Adoré des enfants et parfois détesté des parents, Robin Williams est devenu le chouchou des comédies familiales durant les années 90 où il a bâti une partie de sa carrière et sa renommée internationale. Il n'est pas un acteur de génie mais peut s'avérer certainement génial, admirablement doué pour les compositions cartoonesques. Sachant aussi prendre son spectateur par surprise dans des registres ou des genres où on ne l'attend pas, il sait se révéler d'une grande subtilité qui ne doit qu'à son intelligence et à son intime collaboration avec des cinéastes talentueux. Il évoque spontanément et mieux que personne cette image du clown triste, ce pitre un peu pathétique qui en a gros sur le cœur, naturellement doué pour l'amour, pétrie de générosité et d'envie de rayonner de bonheur, mais qui ne peut s'empêcher de sombrer dans la dépression, parfois la haine de soi, et dans son cas particulier, la drogue et l'alcool. Robin Williams un personnage drôle et émouvant mais pas facile, parfois un peu excessif et intrusif, imposant, presque gênant de part sa capacité à fondre dans les bons sentiments, sans porte de sortie, sans respiration. Il fait partie de ces timides qui ont grandi en solitaire, fils unique avec leur imaginaire comme seul compagnon, pour lui près de Detroit, la ville froide et industrielle du Michigan, pas le meilleur endroit pour prendre goût à la vie. Son histoire est celle d'un jeune homme de 16 ans qui un jour, en partant voir
2001 l'odyssée de l'espace de Kubrick, se prend soudainement de passion pour la comédie. Peut-être a-t-il décrypté un message personnel dans l'énigmatique monolithe noir du film ?
Premiers pas
Ainsi Robin Williams fait ses premiers pas sur scène au lycée, avant d'intégrer quelques années plus tard la très prestigieuse Julliard School à New York, où parmi les 20 étudiants sélectionnés cette année là, il côtoie le jeune Christopher Reeves (son ami), bientôt promis à jouer le rôle de sa vie,
Superman. A la Julliard School, Williams se forge en jouant les classiques sous la direction de John Houseman, tout en gagnant de l'argent de poche dans les rues de la ville comme mime. Après trois années d'études méthodiques, théoriques, pratiques, il rentre à San Francisco où il avait déménagé adolescent avec sa famille. Il commence alors à se lancer dans le stand-up et l'improvisation, un genre dont le public américain est friand et qui a fait la gloire de nombreuses stars de la comédie américaine. Il fait ainsi la tournée des clubs, se produit souvent sur scène, puis s'envole pour Los Angeles dans l'espoir de donner un peu de carburant à sa carrière. En 1976, à 26 ans, il se fait alors connaître au Comedy Store, un club de L.A réputé pour avoir servi de bastion au
Young Comedians Specials de la chaine câblée HBO. L'acteur remporte vite un franc succès : il est énergique, drôle, s'inventant un look dégingandé, sorte de clown moderne habillé avec des vêtements trop larges. Il fait ensuite ses premiers pas à la télévision en 1977 dans
The Richard Pryor Show puis
Laugh-in, avant d'enchaîner quelques série comme
Huit, ça suffit et
Happy Days, et bientôt grâce à cette dernière expérience,
Mork & Mindy (1978/1982) qui le rend célèbre auprès du grand public. La série raconte les aventures d'un extra-terrestre (Williams), venu sur Terre pour étudier le mode de vie américain. L'acteur sera récompensé d'un Golden Globe pour sa performance hilarante en 1980.
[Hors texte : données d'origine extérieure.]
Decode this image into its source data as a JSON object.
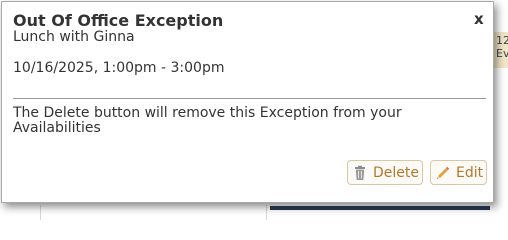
{
  "background": {
    "calendar_snippet": "12\nEv"
  },
  "dialog": {
    "title": "Out Of Office Exception",
    "close_label": "x",
    "subtitle": "Lunch with Ginna",
    "datetime": "10/16/2025, 1:00pm - 3:00pm",
    "note": "The Delete button will remove this Exception from your Availabilities",
    "delete_label": "Delete",
    "edit_label": "Edit"
  },
  "colors": {
    "button_text": "#b4782c",
    "button_border": "#d9c9a3",
    "divider": "#9a9a9a"
  },
  "icons": {
    "delete": "trash-icon",
    "edit": "pencil-icon"
  }
}
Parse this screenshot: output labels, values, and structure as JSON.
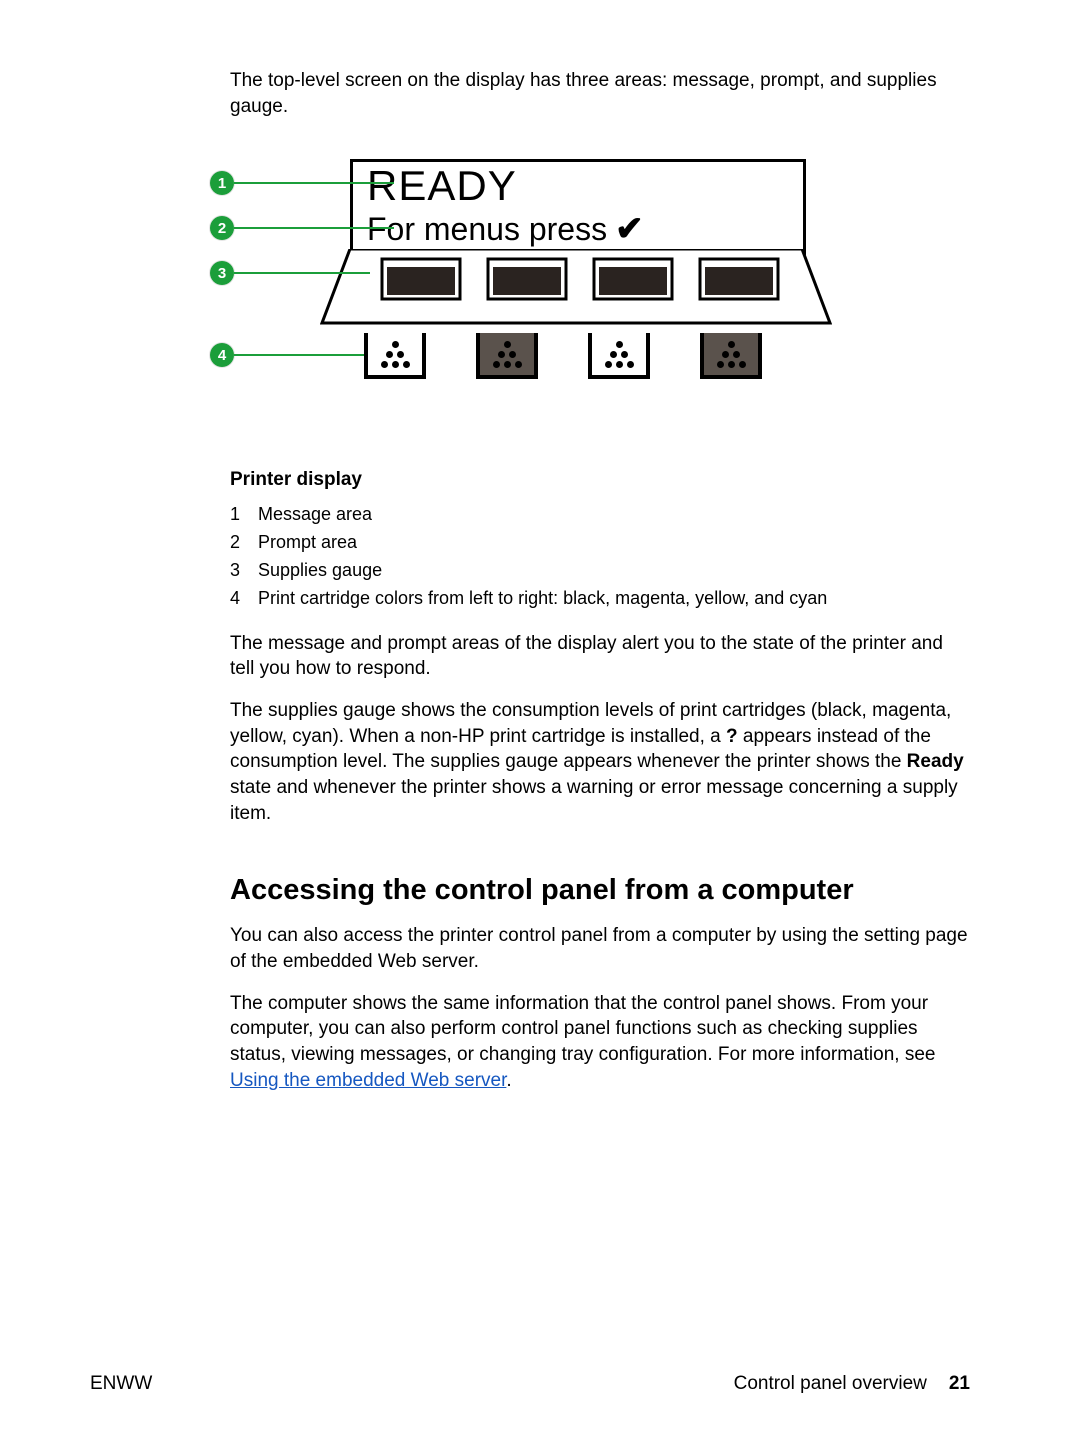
{
  "intro": "The top-level screen on the display has three areas: message, prompt, and supplies gauge.",
  "diagram": {
    "callouts": [
      "1",
      "2",
      "3",
      "4"
    ],
    "lcd_line1": "READY",
    "lcd_line2": "For menus press",
    "tick_glyph": "✔"
  },
  "caption_title": "Printer display",
  "captions": {
    "1": "Message area",
    "2": "Prompt area",
    "3": "Supplies gauge",
    "4": "Print cartridge colors from left to right: black, magenta, yellow, and cyan"
  },
  "para_after_1": "The message and prompt areas of the display alert you to the state of the printer and tell you how to respond.",
  "para_after_2_a": "The supplies gauge shows the consumption levels of print cartridges (black, magenta, yellow, cyan). When a non-HP print cartridge is installed, a ",
  "para_after_2_q": "?",
  "para_after_2_b": " appears instead of the consumption level. The supplies gauge appears whenever the printer shows the ",
  "para_after_2_ready": "Ready",
  "para_after_2_c": " state and whenever the printer shows a warning or error message concerning a supply item.",
  "heading": "Accessing the control panel from a computer",
  "para_h1": "You can also access the printer control panel from a computer by using the setting page of the embedded Web server.",
  "para_h2_a": "The computer shows the same information that the control panel shows. From your computer, you can also perform control panel functions such as checking supplies status, viewing messages, or changing tray configuration. For more information, see ",
  "para_h2_link": "Using the embedded Web server",
  "para_h2_b": ".",
  "footer": {
    "left": "ENWW",
    "right_text": "Control panel overview",
    "page": "21"
  }
}
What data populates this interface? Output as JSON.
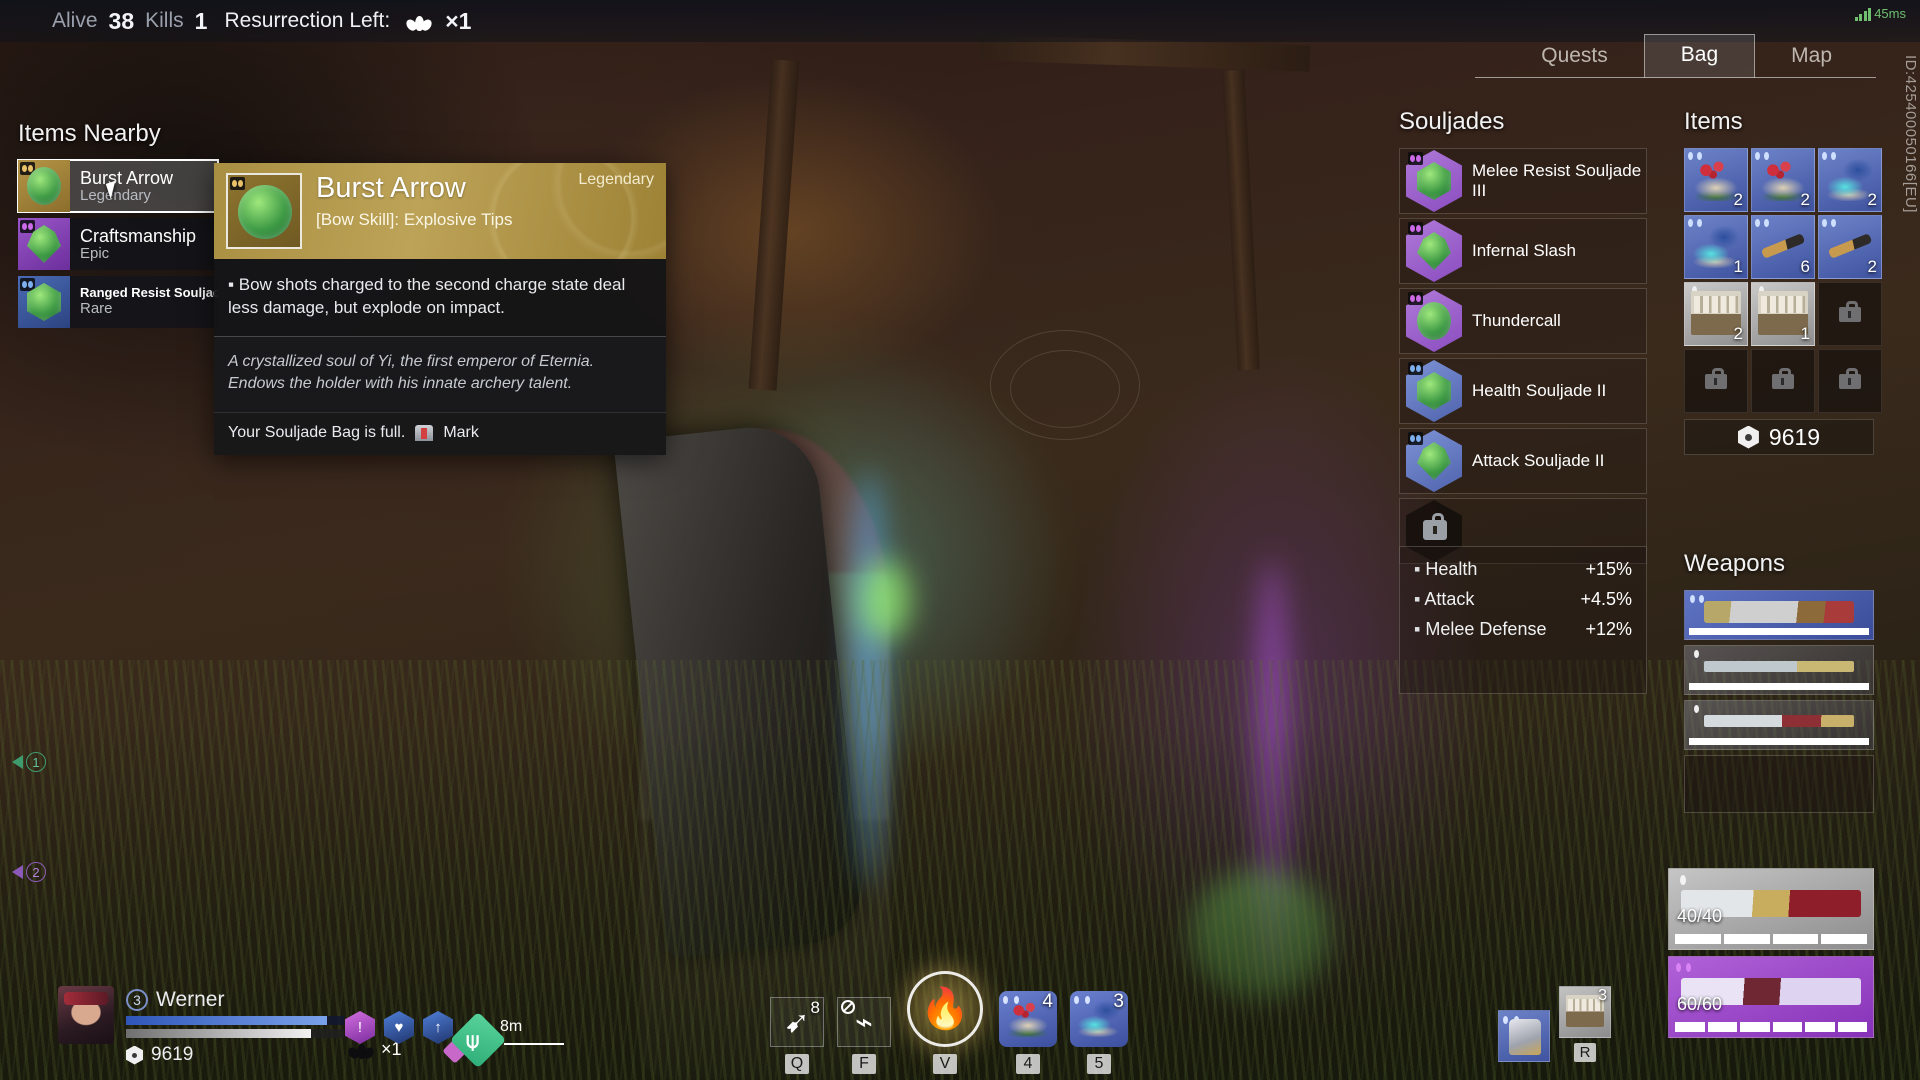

Il y a de la coke dans les épinards ?
Le succès du show aidant (il crée aussi sa propre émission sur HBO en 1978,
Off the Wall), Williams est repéré par le doué et respecté
Robert Altman qui lui offre le rôle principal de l'un de ses films les plus étonnants, et parfois méconnus,
Popeye (1980). Une adaptation du célèbre personnage nourri aux épinards. Hélas, le film est un échec, et si le héros enquille les conserves de légumes verts pour son fer, pendant ce temps l'acteur s'en met plein les narines en prenant un peu trop goût à la cocaïne. L'acteur en fait ici des tonnes, vraiment des tonnes, au point qu'il rend le film pénible à regarder, et que plus tard, dans ses spectacles de stand-up, le comédien prendra cette triste expérience comme motif d'autodérision (pourtant le film n'est pas si déshonorant qu'on le dit). Mais ses affaires de drogue le rattrapent : en 1982, lui et
Robert De Niro sont accusés d'avoir été les dernières personnes ayant vu en vie l'acteur John Belushi, mort d'une overdose de cocaïne et d'héroïne dans le célèbre Château Marmont Hotel de Los Angeles. Le décès violent et soudain de son ami le convainc alors d'arrêter la dope et de se consacrer à son métier. Ainsi décroche-t-il son second rôle sur grand écran,
Le monde selon Garp (George Roy Hill, 1982), une adaptation du roman de
John Irving ouvrant sa première interprétation dans un registre comique mais surtout dramatique. John Lithgow et
Glenn Close avec qui il partage l'affiche seront nominés aux Oscars, et le film remporte un certain succès d'estime malgré des critiques mitigés. Il s'agit pourtant d'une des plus belles performances de Robin Williams, drôle, touchante, sensible, aérienne et délicate.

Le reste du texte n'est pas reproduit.